П.А. Тучков не пал духом и проявил похвальную инициативу. Игнорируя полученные приказы, он развернул свой 3-тысячный отряд не налево, а направо на Московской дороге и занял хорошую оборонительную позицию за рекой Колодой — настолько к западу от Лубино, насколько это было возможно. Здесь его люди сдерживали все более усиливавшийся натиск французов в течение пяти часов, получив подкрепление двух хорошо обученных полков лейб-гвардии, которые устремились на выручку П.А. Тучкову во главе с его старшим братом. К полудню П.А. Тучков отошел на новые позиции за рекой Строгань, которые были последним оборонительным рубежом в том случае, если ставилась задача сохранить пути отхода армии через лес к московской дороге. Яростные бои продолжались до вечера, но Тучков выстоял, при поддержке все новых подкреплений, высланных А.П. Ермоловым.

Как и в бою под Красным, русские генералы сохраняли спокойствие, а русская пехота в критической ситуации продемонстрировала большую стойкость и храбрость. В отличие от сражения под Красным, свой вклад в победу внесли также русская кавалерия и артиллерия. В частности, кавалерийский отряд графа В.В. Орлова-Денисова прикрыл уязвимый левый фланг П.А. Тучкова от натиска французской кавалерии и пехоты, превосходно используя особенности местности и идеально выбирая время для контратак.

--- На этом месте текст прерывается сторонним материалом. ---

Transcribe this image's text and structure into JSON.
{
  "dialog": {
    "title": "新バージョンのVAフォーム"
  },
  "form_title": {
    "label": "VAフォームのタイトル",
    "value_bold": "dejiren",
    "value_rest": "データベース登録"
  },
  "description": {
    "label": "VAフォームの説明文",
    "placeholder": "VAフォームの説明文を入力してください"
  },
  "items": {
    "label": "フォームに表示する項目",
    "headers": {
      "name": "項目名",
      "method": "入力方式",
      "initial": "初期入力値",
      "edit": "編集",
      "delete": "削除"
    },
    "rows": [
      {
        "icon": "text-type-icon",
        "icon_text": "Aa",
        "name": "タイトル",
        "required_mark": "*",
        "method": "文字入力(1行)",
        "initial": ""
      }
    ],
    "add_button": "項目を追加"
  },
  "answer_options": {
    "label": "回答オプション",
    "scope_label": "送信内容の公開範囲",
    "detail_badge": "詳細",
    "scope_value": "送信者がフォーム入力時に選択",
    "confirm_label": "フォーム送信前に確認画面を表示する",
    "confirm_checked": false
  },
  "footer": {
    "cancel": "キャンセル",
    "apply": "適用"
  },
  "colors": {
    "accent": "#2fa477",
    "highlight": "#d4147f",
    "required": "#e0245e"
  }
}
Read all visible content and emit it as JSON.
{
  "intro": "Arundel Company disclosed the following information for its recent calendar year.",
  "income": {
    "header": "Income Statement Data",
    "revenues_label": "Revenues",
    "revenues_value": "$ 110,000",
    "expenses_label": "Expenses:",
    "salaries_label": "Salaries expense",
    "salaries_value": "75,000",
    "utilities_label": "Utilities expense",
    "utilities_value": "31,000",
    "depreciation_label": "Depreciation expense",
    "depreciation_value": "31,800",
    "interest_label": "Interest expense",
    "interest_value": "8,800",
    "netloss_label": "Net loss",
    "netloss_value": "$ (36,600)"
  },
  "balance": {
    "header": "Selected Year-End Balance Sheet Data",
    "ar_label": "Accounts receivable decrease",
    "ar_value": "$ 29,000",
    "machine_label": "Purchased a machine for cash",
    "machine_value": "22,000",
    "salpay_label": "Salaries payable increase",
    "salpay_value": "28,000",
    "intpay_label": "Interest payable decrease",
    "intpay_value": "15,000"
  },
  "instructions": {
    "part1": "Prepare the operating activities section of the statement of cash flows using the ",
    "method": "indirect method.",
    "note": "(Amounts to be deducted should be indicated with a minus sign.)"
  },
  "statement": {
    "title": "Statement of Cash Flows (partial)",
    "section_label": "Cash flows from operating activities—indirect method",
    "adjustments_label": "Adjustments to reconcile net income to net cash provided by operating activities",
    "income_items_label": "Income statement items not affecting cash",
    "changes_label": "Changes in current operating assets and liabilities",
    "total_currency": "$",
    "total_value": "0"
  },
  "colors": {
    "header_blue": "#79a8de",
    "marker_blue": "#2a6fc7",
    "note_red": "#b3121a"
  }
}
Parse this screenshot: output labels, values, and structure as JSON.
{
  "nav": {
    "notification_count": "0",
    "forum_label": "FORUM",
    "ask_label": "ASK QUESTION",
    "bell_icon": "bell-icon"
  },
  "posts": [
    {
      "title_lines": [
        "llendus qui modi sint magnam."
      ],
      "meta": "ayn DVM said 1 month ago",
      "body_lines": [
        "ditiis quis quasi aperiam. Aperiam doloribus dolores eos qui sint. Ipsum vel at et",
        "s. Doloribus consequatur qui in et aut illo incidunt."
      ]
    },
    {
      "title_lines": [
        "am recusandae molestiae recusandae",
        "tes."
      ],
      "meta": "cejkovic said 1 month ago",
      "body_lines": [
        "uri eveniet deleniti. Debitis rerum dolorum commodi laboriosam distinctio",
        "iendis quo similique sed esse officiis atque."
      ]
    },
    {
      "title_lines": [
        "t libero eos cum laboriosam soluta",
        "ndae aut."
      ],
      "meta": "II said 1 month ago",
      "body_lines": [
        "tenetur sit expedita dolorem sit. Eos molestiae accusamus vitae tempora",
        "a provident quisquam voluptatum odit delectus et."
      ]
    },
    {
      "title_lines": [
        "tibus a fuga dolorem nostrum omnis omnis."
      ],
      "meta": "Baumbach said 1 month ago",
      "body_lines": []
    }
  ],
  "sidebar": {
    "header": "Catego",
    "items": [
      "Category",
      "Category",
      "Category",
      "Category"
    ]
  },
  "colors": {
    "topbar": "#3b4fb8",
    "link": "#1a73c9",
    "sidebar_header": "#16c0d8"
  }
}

Однако никакие выучка и храбрость русских не спасли бы П.А. Тучкова, если бы французы с умом использовали все войска, имевшиеся в их распоряжении. Перейдя Днепр вброд недалеко от Прудищево, корпус генерала Ж.А. Жюно в течение большей части дня оставался без движения, хотя был развернут в сторону фланга и тыла русских, и Тучков тем самым находился во власти противника. Французские источники впоследствии объясняли этот промах умственным расстройством, начавшим развиваться у Жюно, но он также в полной мере свидетельствовал о том, что французская армия, прославившаяся своим умением быстро и решительно использовать благоприятную ситуацию на поле боя, была способна на это только при участии Наполеона. Однако французский император не рассчитывал на серьезное сражение 19 августа и поэтому остался в Смоленске. Его отсутствие спасло русских от несчастья, и это хорошо понимали русские военачальники. А.П. Ермолов писал Александру I: «…мы должны были сгинуть». М.Б. Барклай говорил Л.Л. Беннигсену, что шанс на спасение Первой армии был один из ста.

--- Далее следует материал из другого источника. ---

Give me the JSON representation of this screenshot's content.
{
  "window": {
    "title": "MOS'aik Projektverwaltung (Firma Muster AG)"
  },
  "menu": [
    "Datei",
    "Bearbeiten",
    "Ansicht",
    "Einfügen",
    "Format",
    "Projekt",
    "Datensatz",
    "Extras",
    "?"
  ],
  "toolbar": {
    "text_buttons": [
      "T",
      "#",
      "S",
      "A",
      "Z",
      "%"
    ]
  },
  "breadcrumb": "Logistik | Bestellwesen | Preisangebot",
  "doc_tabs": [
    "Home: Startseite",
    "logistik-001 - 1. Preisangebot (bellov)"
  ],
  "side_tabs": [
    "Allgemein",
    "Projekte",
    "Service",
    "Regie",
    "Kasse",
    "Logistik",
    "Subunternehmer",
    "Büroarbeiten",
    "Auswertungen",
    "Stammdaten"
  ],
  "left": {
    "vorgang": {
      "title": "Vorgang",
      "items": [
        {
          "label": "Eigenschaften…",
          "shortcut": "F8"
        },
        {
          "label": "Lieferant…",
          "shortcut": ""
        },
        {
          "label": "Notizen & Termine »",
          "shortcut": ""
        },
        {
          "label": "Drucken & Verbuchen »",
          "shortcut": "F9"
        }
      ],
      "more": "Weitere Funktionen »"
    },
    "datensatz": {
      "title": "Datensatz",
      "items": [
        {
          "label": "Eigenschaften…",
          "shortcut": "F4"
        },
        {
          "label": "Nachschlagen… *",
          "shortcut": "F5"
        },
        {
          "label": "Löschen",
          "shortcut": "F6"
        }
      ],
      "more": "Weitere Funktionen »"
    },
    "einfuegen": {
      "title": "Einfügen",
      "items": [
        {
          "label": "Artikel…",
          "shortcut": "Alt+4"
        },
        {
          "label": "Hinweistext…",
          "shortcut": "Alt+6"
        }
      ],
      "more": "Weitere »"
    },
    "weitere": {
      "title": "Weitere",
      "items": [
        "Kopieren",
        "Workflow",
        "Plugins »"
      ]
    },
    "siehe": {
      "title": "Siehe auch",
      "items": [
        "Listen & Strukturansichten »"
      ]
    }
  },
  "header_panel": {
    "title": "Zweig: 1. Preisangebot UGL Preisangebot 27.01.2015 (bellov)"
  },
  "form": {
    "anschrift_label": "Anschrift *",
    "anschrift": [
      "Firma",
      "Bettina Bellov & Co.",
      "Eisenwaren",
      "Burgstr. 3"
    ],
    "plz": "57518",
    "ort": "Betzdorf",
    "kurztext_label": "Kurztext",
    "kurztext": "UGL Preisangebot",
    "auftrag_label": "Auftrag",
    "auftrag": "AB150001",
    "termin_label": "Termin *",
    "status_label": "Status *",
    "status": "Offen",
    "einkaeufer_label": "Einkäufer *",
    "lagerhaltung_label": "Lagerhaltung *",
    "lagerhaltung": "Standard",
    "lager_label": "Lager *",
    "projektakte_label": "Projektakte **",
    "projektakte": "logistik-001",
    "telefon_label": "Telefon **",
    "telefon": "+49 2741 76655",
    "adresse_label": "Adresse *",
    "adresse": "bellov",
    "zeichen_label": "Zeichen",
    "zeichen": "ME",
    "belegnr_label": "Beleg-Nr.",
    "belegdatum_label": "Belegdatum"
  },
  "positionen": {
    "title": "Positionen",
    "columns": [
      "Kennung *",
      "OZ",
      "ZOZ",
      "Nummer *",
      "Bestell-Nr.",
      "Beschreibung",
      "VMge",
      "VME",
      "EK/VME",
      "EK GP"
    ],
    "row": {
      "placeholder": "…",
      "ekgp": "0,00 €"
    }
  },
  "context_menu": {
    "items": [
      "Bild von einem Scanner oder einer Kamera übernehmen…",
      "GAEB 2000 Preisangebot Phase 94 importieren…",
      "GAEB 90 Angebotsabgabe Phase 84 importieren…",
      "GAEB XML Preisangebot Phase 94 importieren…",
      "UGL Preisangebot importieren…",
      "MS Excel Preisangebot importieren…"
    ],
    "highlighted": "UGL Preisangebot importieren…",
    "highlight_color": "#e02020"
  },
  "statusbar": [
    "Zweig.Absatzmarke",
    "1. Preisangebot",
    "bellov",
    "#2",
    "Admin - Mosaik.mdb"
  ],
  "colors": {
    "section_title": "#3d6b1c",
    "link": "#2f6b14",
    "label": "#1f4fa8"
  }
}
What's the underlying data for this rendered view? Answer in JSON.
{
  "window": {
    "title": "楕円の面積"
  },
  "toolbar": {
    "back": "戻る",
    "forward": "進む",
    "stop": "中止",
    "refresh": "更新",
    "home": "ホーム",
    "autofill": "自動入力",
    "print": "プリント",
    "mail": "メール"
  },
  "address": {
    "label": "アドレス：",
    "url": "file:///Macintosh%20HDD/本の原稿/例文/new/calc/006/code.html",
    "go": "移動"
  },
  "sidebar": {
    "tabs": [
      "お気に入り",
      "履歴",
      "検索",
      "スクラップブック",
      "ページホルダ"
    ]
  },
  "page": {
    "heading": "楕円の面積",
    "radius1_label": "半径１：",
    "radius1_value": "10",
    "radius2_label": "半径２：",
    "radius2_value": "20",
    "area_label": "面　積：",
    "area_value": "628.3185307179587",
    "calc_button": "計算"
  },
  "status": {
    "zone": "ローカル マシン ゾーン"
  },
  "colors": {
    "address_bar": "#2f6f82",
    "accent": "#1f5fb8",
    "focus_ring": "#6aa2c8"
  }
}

Пока русские армии отступали на восток, инициатива оставалась у Наполеона. Он мог либо продолжить преследование, либо завершить свою кампанию в Смоленске и направить усилия на превращение Литвы и Белоруссии в обширный плацдарм, с которого мог нанести второй, решающий удар в 1813 г. Как в то время, так и впоследствии обсуждение преимуществ и недостатков обоих вариантов вызывало серьезные прения.

В пользу того, чтобы остановиться в Смоленске, говорили опасности, связанные с дальнейшим растяжением французских коммуникаций в восточном направлении. Линии коммуникаций и без того были слишком сильно вытянуты: к середине августа угроза для них возникла на обоих флангах, особенно на юге, где огромная армия адмирала П.В. Чичагова подходила все ближе к театру военных действий. Кроме того, за два месяца войны произошло не только значительное сокращение численности французской армии, также заметно ослабли ее дисциплина и моральный дух. Имея у себя десятки тысяч больных, дезертиров и мародеров, разбросанных по территории Литвы и Белоруссии, не было ли разумнее укрепить основы собственной армии и водворить в ней порядок вместо того, чтобы подвергать дополнительному риску ее слабую дисциплину?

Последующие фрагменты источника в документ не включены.